热门资讯> 正文
2025-08-07 22:23
Shares of Tecnoglass (NYSE:TGLS) traded in a narrow range in the first hour of regular trading Thursday, as investors digested a second-quarter earnings report that included record revenue and profits, but also revealed margin pressures from aluminum tariffs and signs of demand being pulled forward into Q2.
The Colombian-American manufacturer of architectural glass and windows posted adjusted earnings of $1.03 a share, above Wall Street’s consensus of $0.96. Revenue came in at $255.5 million, beating analysts’ estimates of $246.6 million and rising 16.3% year-over-year.
Despite the beat, some red flags in the report may have tempered investor enthusiasm. Notably, the company acknowledged a surge in single-family residential orders in Q2 was partly due to customers accelerating purchases ahead of anticipated tariff-driven price hikes, activity that may depress Q3 growth.
“We estimate the significant majority of accelerated customer orders during the second quarter were pulled from the third quarter,” Chief Financial Officer Santiago Giraldo said in a statement. While Tecnoglass (NYSE:TGLS) raised its full-year revenue forecast to a range of $980 million to $1.02 billion, the potential for softer Q3 demand may have weighed on the stock.

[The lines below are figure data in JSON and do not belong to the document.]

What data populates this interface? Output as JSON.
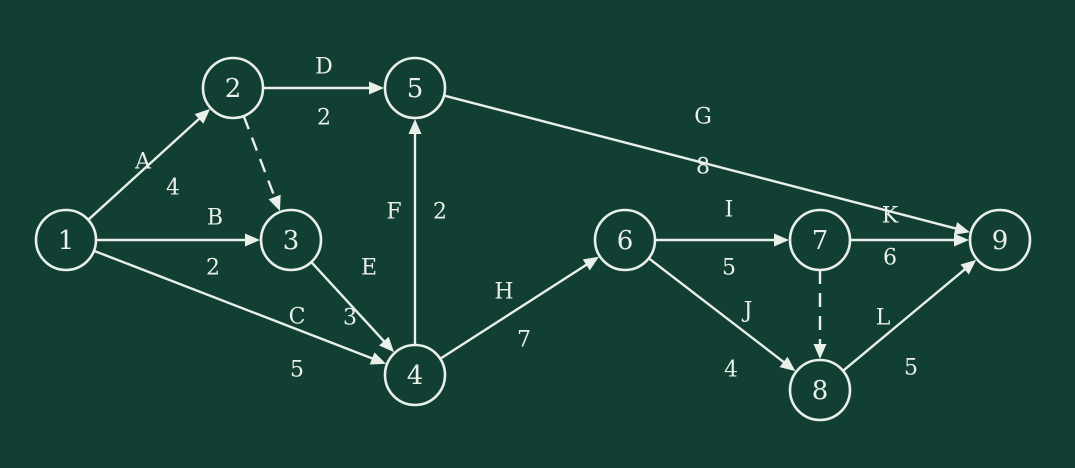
{
  "colors": {
    "background": "#123f33",
    "chalk": "#e9efe9"
  },
  "nodes": [
    {
      "id": "1",
      "label": "1"
    },
    {
      "id": "2",
      "label": "2"
    },
    {
      "id": "3",
      "label": "3"
    },
    {
      "id": "4",
      "label": "4"
    },
    {
      "id": "5",
      "label": "5"
    },
    {
      "id": "6",
      "label": "6"
    },
    {
      "id": "7",
      "label": "7"
    },
    {
      "id": "8",
      "label": "8"
    },
    {
      "id": "9",
      "label": "9"
    }
  ],
  "edges": [
    {
      "from": "1",
      "to": "2",
      "label": "A",
      "weight": "4",
      "dashed": false
    },
    {
      "from": "1",
      "to": "3",
      "label": "B",
      "weight": "2",
      "dashed": false
    },
    {
      "from": "1",
      "to": "4",
      "label": "C",
      "weight": "5",
      "dashed": false
    },
    {
      "from": "2",
      "to": "5",
      "label": "D",
      "weight": "2",
      "dashed": false
    },
    {
      "from": "2",
      "to": "3",
      "label": "",
      "weight": "",
      "dashed": true
    },
    {
      "from": "3",
      "to": "4",
      "label": "E",
      "weight": "3",
      "dashed": false
    },
    {
      "from": "4",
      "to": "5",
      "label": "F",
      "weight": "2",
      "dashed": false
    },
    {
      "from": "5",
      "to": "9",
      "label": "G",
      "weight": "8",
      "dashed": false
    },
    {
      "from": "4",
      "to": "6",
      "label": "H",
      "weight": "7",
      "dashed": false
    },
    {
      "from": "6",
      "to": "7",
      "label": "I",
      "weight": "5",
      "dashed": false
    },
    {
      "from": "6",
      "to": "8",
      "label": "J",
      "weight": "4",
      "dashed": false
    },
    {
      "from": "7",
      "to": "9",
      "label": "K",
      "weight": "6",
      "dashed": false
    },
    {
      "from": "7",
      "to": "8",
      "label": "",
      "weight": "",
      "dashed": true
    },
    {
      "from": "8",
      "to": "9",
      "label": "L",
      "weight": "5",
      "dashed": false
    }
  ]
}
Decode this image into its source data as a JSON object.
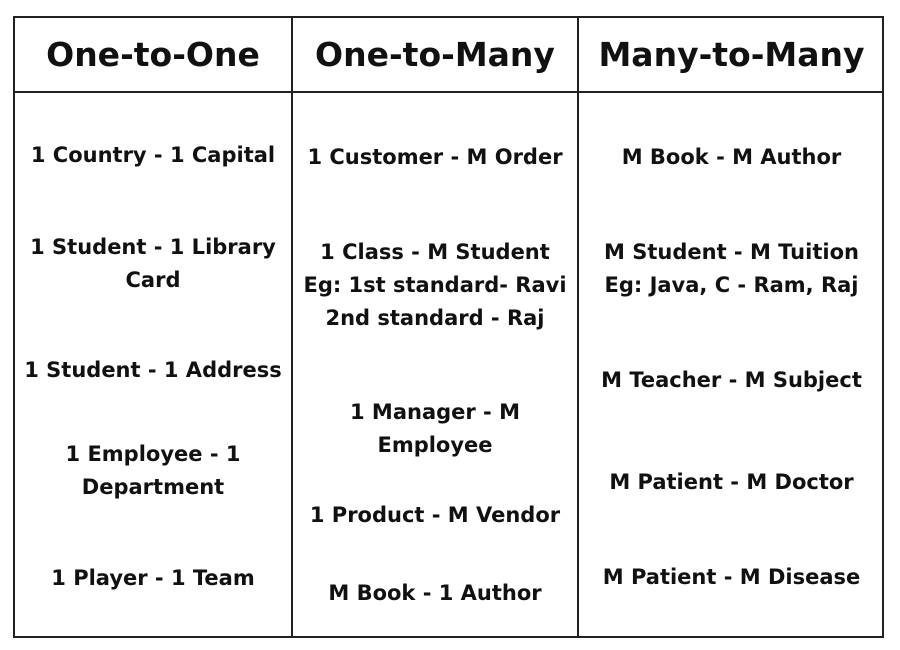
{
  "headers": [
    "One-to-One",
    "One-to-Many",
    "Many-to-Many"
  ],
  "columns": [
    [
      "1 Country - 1 Capital",
      "1 Student - 1 Library\nCard",
      "1 Student - 1 Address",
      "1 Employee - 1\nDepartment",
      "1 Player - 1 Team"
    ],
    [
      "1 Customer - M Order",
      "1 Class - M Student\nEg: 1st standard- Ravi\n2nd standard - Raj",
      "1 Manager - M\nEmployee",
      "1 Product - M Vendor",
      "M Book - 1 Author"
    ],
    [
      "M Book - M Author",
      "M Student - M Tuition\nEg: Java, C - Ram, Raj",
      "M Teacher - M Subject",
      "M Patient - M Doctor",
      "M Patient - M Disease"
    ]
  ],
  "colors": {
    "border": "#222222",
    "text": "#111111",
    "background": "#ffffff"
  }
}
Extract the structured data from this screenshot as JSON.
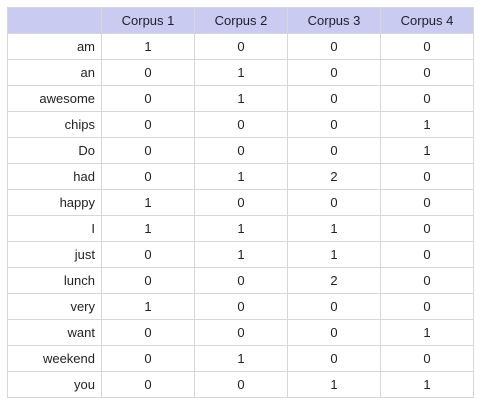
{
  "table": {
    "headers": [
      "Corpus 1",
      "Corpus 2",
      "Corpus 3",
      "Corpus 4"
    ],
    "rows": [
      {
        "term": "am",
        "values": [
          "1",
          "0",
          "0",
          "0"
        ]
      },
      {
        "term": "an",
        "values": [
          "0",
          "1",
          "0",
          "0"
        ]
      },
      {
        "term": "awesome",
        "values": [
          "0",
          "1",
          "0",
          "0"
        ]
      },
      {
        "term": "chips",
        "values": [
          "0",
          "0",
          "0",
          "1"
        ]
      },
      {
        "term": "Do",
        "values": [
          "0",
          "0",
          "0",
          "1"
        ]
      },
      {
        "term": "had",
        "values": [
          "0",
          "1",
          "2",
          "0"
        ]
      },
      {
        "term": "happy",
        "values": [
          "1",
          "0",
          "0",
          "0"
        ]
      },
      {
        "term": "I",
        "values": [
          "1",
          "1",
          "1",
          "0"
        ]
      },
      {
        "term": "just",
        "values": [
          "0",
          "1",
          "1",
          "0"
        ]
      },
      {
        "term": "lunch",
        "values": [
          "0",
          "0",
          "2",
          "0"
        ]
      },
      {
        "term": "very",
        "values": [
          "1",
          "0",
          "0",
          "0"
        ]
      },
      {
        "term": "want",
        "values": [
          "0",
          "0",
          "0",
          "1"
        ]
      },
      {
        "term": "weekend",
        "values": [
          "0",
          "1",
          "0",
          "0"
        ]
      },
      {
        "term": "you",
        "values": [
          "0",
          "0",
          "1",
          "1"
        ]
      }
    ]
  },
  "colors": {
    "header_bg": "#c9cbf0",
    "grid": "#d7d7d7"
  }
}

Additionally, selling, general and administrative expenses jumped 38% year-over-year to $53.1 million, as the company absorbed $5.9 million in aluminum tariffs paid in April and faced higher transportation and personnel costs. SG&A expenses as a percentage of revenue rose to 20.8%, up from 17.5% last year.
Chief Executive José Manuel Daes was upbeat, citing pricing power and strategic acquisitions:
“We are extremely proud of our results with record quarterly performance across many of our key metrics. Our ability to consistently generate robust growth and share gains while significantly expanding margins demonstrates the power of our vertically integrated platform,” Daes said in the earnings announcement.
Still, the rising input costs and higher SG&A burden may limit further margin expansion in the near term, even as the company eyes new facilities and continues to integrate its recent acquisition of Florida-based Continental Glass Systems.
Adjusted earnings before interest, taxes, depreciation and amortization rose 24.5% year-over-year to $79.8 million, representing 31.2% of total revenues. Net income for the quarter was $44.1 million, or $0.94 a share, compared with $35 million, or $0.75 a share, in the year-ago period.